Scrittori, argomenti e anniversari: le scelte di Gemini per la prima prova

Per un secondo parare ci siamo rivolti a Gemini 3.5 Flash, la quale ci ha offerto una prospettiva ben diversa. Secondo l'IA di Google, l'assoluto favorito è infatti Luigi Pirandello per la doppia ricorrenza che celebra i 90 anni dalla morte e i 100 dalla pubblicazione di Uno, nessuno e centomila. Poco importa che l'autore siciliano sia uscito appena due anni fa, nel 2024: secondo Gemini, il doppio anniversario e la modernità dei suoi temi – la crisi dell'identità, le maschere sociali, il relativismo – "lo rendono una tentazione fortissima per i commissari ministeriali".

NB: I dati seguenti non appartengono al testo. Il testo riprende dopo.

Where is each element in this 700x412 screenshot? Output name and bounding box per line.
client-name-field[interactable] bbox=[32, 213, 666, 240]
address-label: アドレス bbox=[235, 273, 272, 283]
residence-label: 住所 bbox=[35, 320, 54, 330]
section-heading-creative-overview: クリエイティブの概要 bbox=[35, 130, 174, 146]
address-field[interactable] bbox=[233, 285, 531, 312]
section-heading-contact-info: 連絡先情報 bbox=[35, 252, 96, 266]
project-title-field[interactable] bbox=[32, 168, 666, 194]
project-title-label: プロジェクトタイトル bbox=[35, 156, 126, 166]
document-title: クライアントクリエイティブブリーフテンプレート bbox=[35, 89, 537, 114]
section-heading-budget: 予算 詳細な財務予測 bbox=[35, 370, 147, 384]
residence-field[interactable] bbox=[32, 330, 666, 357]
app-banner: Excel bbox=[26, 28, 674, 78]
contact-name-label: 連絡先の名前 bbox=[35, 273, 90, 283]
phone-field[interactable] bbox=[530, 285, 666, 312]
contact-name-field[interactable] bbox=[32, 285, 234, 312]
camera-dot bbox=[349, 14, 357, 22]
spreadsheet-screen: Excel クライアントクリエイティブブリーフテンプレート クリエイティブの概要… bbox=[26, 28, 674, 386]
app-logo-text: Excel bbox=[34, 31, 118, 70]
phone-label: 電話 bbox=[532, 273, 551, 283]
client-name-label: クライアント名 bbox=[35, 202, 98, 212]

Gli anniversari sono stati il criterio principale per le scelte di Gemini. Gli altri papabili sono infatti Grazia Deledda (100 anni dal Premio Nobel) e Filippo Tommaso Marinetti (150 anni dalla nascita): "il fondatore del Futurismo offre un aggancio straordinario per la prosa o la poesia d'avanguardia" è il vaticinio dell'IA. Guardando ai grandi classici, Gemini propone infine Giovanni Pascoli o Giovanni Verga.

Esprimendosi sugli argomenti, invece, Gemini sembra più allineato con ChatGPT. Anche in questa previsione compaiono i riferimenti al Maxiprocesso, all'ambiente (40 anni dal disastro di Chernobyl), e all'attentato alle Torri Gemelle del 11 settembre 2001. In più Gemini propone una suggestione legata agli 80 anni della nostra Repubblica: "Quella data coincide con la nascita della Repubblica primo voto politico nazionale delle donne in Italia. Aspettati una traccia incentrata sul suffragio universale, sulla conquista dei diritti civili o sull'eredità dei valori costituzionali. È una traccia quasi blindata", sentenzia l'IA.